Acute Inpatient Subsidy Level (C-B2 Ward)

Source: MOH

Change In Your Home Address Will Likely Impact You In The Following Year

While we should not base our decisions on moving our home due to these financial reasons, it is also good that we are familiar with them. They can mean saving on or losing these crucial living and healthcare expenses.

For those who are moving in the calendar year, it could also be worth noting that support schemes during the year will be given based on the Annual Value of your home in the preceding year. For support schemes in 2024, the Annual Value used is the homes that we lived in during 2023.

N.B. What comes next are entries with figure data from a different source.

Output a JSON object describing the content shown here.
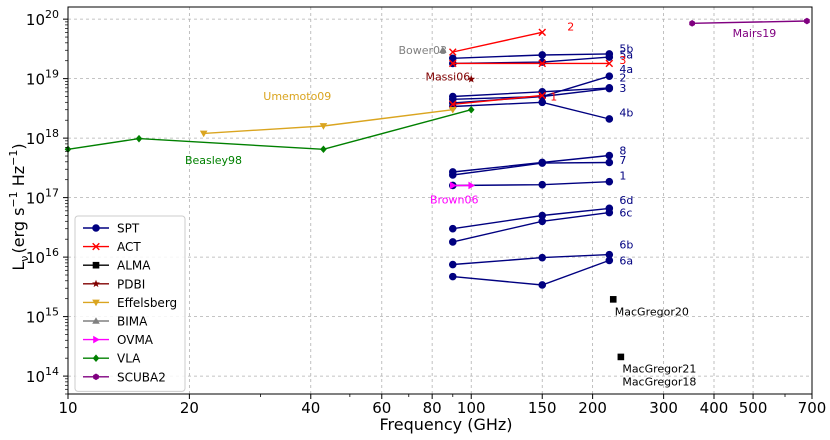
{
  "chart_data": {
    "type": "line",
    "xscale": "log",
    "yscale": "log",
    "xlim": [
      10,
      700
    ],
    "ylim": [
      50000000000000.0,
      1.6e+20
    ],
    "xlabel": "Frequency (GHz)",
    "ylabel_prefix": "L",
    "ylabel_sub": "ν",
    "ylabel_unit": "(erg s",
    "ylabel_unit2": " Hz",
    "ylabel_end": ")",
    "ylabel_exp": "−1",
    "grid": true,
    "x_ticks": [
      {
        "value": 10,
        "label": "10"
      },
      {
        "value": 20,
        "label": "20"
      },
      {
        "value": 40,
        "label": "40"
      },
      {
        "value": 60,
        "label": "60"
      },
      {
        "value": 80,
        "label": "80"
      },
      {
        "value": 100,
        "label": "100"
      },
      {
        "value": 150,
        "label": "150"
      },
      {
        "value": 200,
        "label": "200"
      },
      {
        "value": 300,
        "label": "300"
      },
      {
        "value": 400,
        "label": "400"
      },
      {
        "value": 500,
        "label": "500"
      },
      {
        "value": 700,
        "label": "700"
      }
    ],
    "y_ticks": [
      {
        "value": 100000000000000.0,
        "base": "10",
        "exp": "14"
      },
      {
        "value": 1000000000000000.0,
        "base": "10",
        "exp": "15"
      },
      {
        "value": 1e+16,
        "base": "10",
        "exp": "16"
      },
      {
        "value": 1e+17,
        "base": "10",
        "exp": "17"
      },
      {
        "value": 1e+18,
        "base": "10",
        "exp": "18"
      },
      {
        "value": 1e+19,
        "base": "10",
        "exp": "19"
      },
      {
        "value": 1e+20,
        "base": "10",
        "exp": "20"
      }
    ],
    "series": [
      {
        "name": "SPT",
        "color": "#000080",
        "marker": "circle",
        "lines": [
          {
            "label": "5b",
            "x": [
              90,
              150,
              220
            ],
            "y": [
              2.2e+19,
              2.5e+19,
              2.6e+19
            ]
          },
          {
            "label": "5a",
            "x": [
              90,
              150,
              220
            ],
            "y": [
              1.8e+19,
              1.9e+19,
              2.3e+19
            ]
          },
          {
            "label": "4a",
            "x": [
              90,
              150,
              220
            ],
            "y": [
              3.9e+18,
              5e+18,
              1.1e+19
            ]
          },
          {
            "label": "2",
            "x": [
              90,
              150,
              220
            ],
            "y": [
              5e+18,
              6e+18,
              7e+18
            ]
          },
          {
            "label": "3",
            "x": [
              90,
              150,
              220
            ],
            "y": [
              4.5e+18,
              5e+18,
              6.8e+18
            ]
          },
          {
            "label": "4b",
            "x": [
              90,
              150,
              220
            ],
            "y": [
              3.4e+18,
              4e+18,
              2.1e+18
            ]
          },
          {
            "label": "8",
            "x": [
              90,
              150,
              220
            ],
            "y": [
              2.7e+17,
              3.9e+17,
              5.1e+17
            ]
          },
          {
            "label": "7",
            "x": [
              90,
              150,
              220
            ],
            "y": [
              2.4e+17,
              3.8e+17,
              3.9e+17
            ]
          },
          {
            "label": "1",
            "x": [
              90,
              150,
              220
            ],
            "y": [
              1.6e+17,
              1.65e+17,
              1.85e+17
            ]
          },
          {
            "label": "6d",
            "x": [
              90,
              150,
              220
            ],
            "y": [
              3e+16,
              5e+16,
              6.6e+16
            ]
          },
          {
            "label": "6c",
            "x": [
              90,
              150,
              220
            ],
            "y": [
              1.8e+16,
              4e+16,
              5.6e+16
            ]
          },
          {
            "label": "6b",
            "x": [
              90,
              150,
              220
            ],
            "y": [
              7500000000000000.0,
              9800000000000000.0,
              1.1e+16
            ]
          },
          {
            "label": "6a",
            "x": [
              90,
              150,
              220
            ],
            "y": [
              4700000000000000.0,
              3400000000000000.0,
              8800000000000000.0
            ]
          }
        ]
      },
      {
        "name": "ACT",
        "color": "#ff0000",
        "marker": "x",
        "lines": [
          {
            "label": "2",
            "x": [
              90,
              150
            ],
            "y": [
              2.8e+19,
              6e+19
            ]
          },
          {
            "label": "3",
            "x": [
              90,
              150,
              220
            ],
            "y": [
              1.8e+19,
              1.8e+19,
              1.8e+19
            ]
          },
          {
            "label": "1",
            "x": [
              90,
              150
            ],
            "y": [
              3.7e+18,
              5.2e+18
            ]
          }
        ]
      },
      {
        "name": "ALMA",
        "color": "#000000",
        "marker": "square",
        "lines": [
          {
            "label": "",
            "x": [
              225
            ],
            "y": [
              1950000000000000.0
            ]
          },
          {
            "label": "",
            "x": [
              235
            ],
            "y": [
              210000000000000.0
            ]
          }
        ]
      },
      {
        "name": "PDBI",
        "color": "#800000",
        "marker": "star",
        "lines": [
          {
            "label": "",
            "x": [
              100
            ],
            "y": [
              9.8e+18
            ]
          }
        ]
      },
      {
        "name": "Effelsberg",
        "color": "#daa520",
        "marker": "triangle-down",
        "lines": [
          {
            "label": "",
            "x": [
              21.7,
              43,
              90
            ],
            "y": [
              1.2e+18,
              1.6e+18,
              3e+18
            ]
          }
        ]
      },
      {
        "name": "BIMA",
        "color": "#808080",
        "marker": "triangle-up",
        "lines": [
          {
            "label": "",
            "x": [
              85
            ],
            "y": [
              3e+19
            ]
          }
        ]
      },
      {
        "name": "OVMA",
        "color": "#ff00ff",
        "marker": "triangle-right",
        "lines": [
          {
            "label": "",
            "x": [
              90,
              100
            ],
            "y": [
              1.6e+17,
              1.6e+17
            ]
          }
        ]
      },
      {
        "name": "VLA",
        "color": "#008000",
        "marker": "diamond",
        "lines": [
          {
            "label": "",
            "x": [
              10,
              15,
              43,
              100
            ],
            "y": [
              6.5e+17,
              9.8e+17,
              6.5e+17,
              3e+18
            ]
          }
        ]
      },
      {
        "name": "SCUBA2",
        "color": "#800080",
        "marker": "hexagon",
        "lines": [
          {
            "label": "",
            "x": [
              353,
              680
            ],
            "y": [
              8.5e+19,
              9.3e+19
            ]
          }
        ]
      }
    ],
    "annotations": [
      {
        "text": "5b",
        "x": 233,
        "y": 2.75e+19,
        "color": "#000080"
      },
      {
        "text": "5a",
        "x": 233,
        "y": 2.2e+19,
        "color": "#000080"
      },
      {
        "text": "3",
        "x": 233,
        "y": 1.75e+19,
        "color": "#ff0000"
      },
      {
        "text": "4a",
        "x": 233,
        "y": 1.25e+19,
        "color": "#000080"
      },
      {
        "text": "2",
        "x": 233,
        "y": 9e+18,
        "color": "#000080"
      },
      {
        "text": "3",
        "x": 233,
        "y": 6e+18,
        "color": "#000080"
      },
      {
        "text": "4b",
        "x": 233,
        "y": 2.3e+18,
        "color": "#000080"
      },
      {
        "text": "8",
        "x": 233,
        "y": 5.3e+17,
        "color": "#000080"
      },
      {
        "text": "7",
        "x": 233,
        "y": 3.7e+17,
        "color": "#000080"
      },
      {
        "text": "1",
        "x": 233,
        "y": 2e+17,
        "color": "#000080"
      },
      {
        "text": "6d",
        "x": 233,
        "y": 7.8e+16,
        "color": "#000080"
      },
      {
        "text": "6c",
        "x": 233,
        "y": 4.8e+16,
        "color": "#000080"
      },
      {
        "text": "6b",
        "x": 233,
        "y": 1.4e+16,
        "color": "#000080"
      },
      {
        "text": "6a",
        "x": 233,
        "y": 7500000000000000.0,
        "color": "#000080"
      },
      {
        "text": "2",
        "x": 173,
        "y": 6.5e+19,
        "color": "#ff0000"
      },
      {
        "text": "1",
        "x": 157,
        "y": 4.3e+18,
        "color": "#ff0000"
      },
      {
        "text": "Bower03",
        "x": 66,
        "y": 2.6e+19,
        "color": "#808080"
      },
      {
        "text": "Massi06",
        "x": 77,
        "y": 9.3e+18,
        "color": "#800000"
      },
      {
        "text": "Umemoto09",
        "x": 30.5,
        "y": 4.4e+18,
        "color": "#daa520"
      },
      {
        "text": "Beasley98",
        "x": 19.5,
        "y": 3.7e+17,
        "color": "#008000"
      },
      {
        "text": "Brown06",
        "x": 79,
        "y": 8e+16,
        "color": "#ff00ff"
      },
      {
        "text": "Mairs19",
        "x": 445,
        "y": 5e+19,
        "color": "#800080"
      },
      {
        "text": "MacGregor20",
        "x": 227,
        "y": 1050000000000000.0,
        "color": "#000000"
      },
      {
        "text": "MacGregor21",
        "x": 237,
        "y": 115000000000000.0,
        "color": "#000000"
      },
      {
        "text": "MacGregor18",
        "x": 237,
        "y": 70000000000000.0,
        "color": "#000000"
      }
    ]
  }
}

Regardless of whether we actually own the property that we live in, we may not be eligible for certain schemes just because of our residential address. For example, a person who is renting a room in a private property may not qualify for government support schemes even if they are less wealthy than those living in an HDB flat. Similarly, an elderly person living with their child may not qualify for healthcare subsidies even though affordability may be an issue for them.

Similarly, we will receive our property taxes at the end of each year for the following year – and this needs to be paid by 31 January. Likewise, our property tax bill would be based on the property that we were living in, and if we move out of the property, we need to notify IRAS as it may affect the property taxes we have to pay.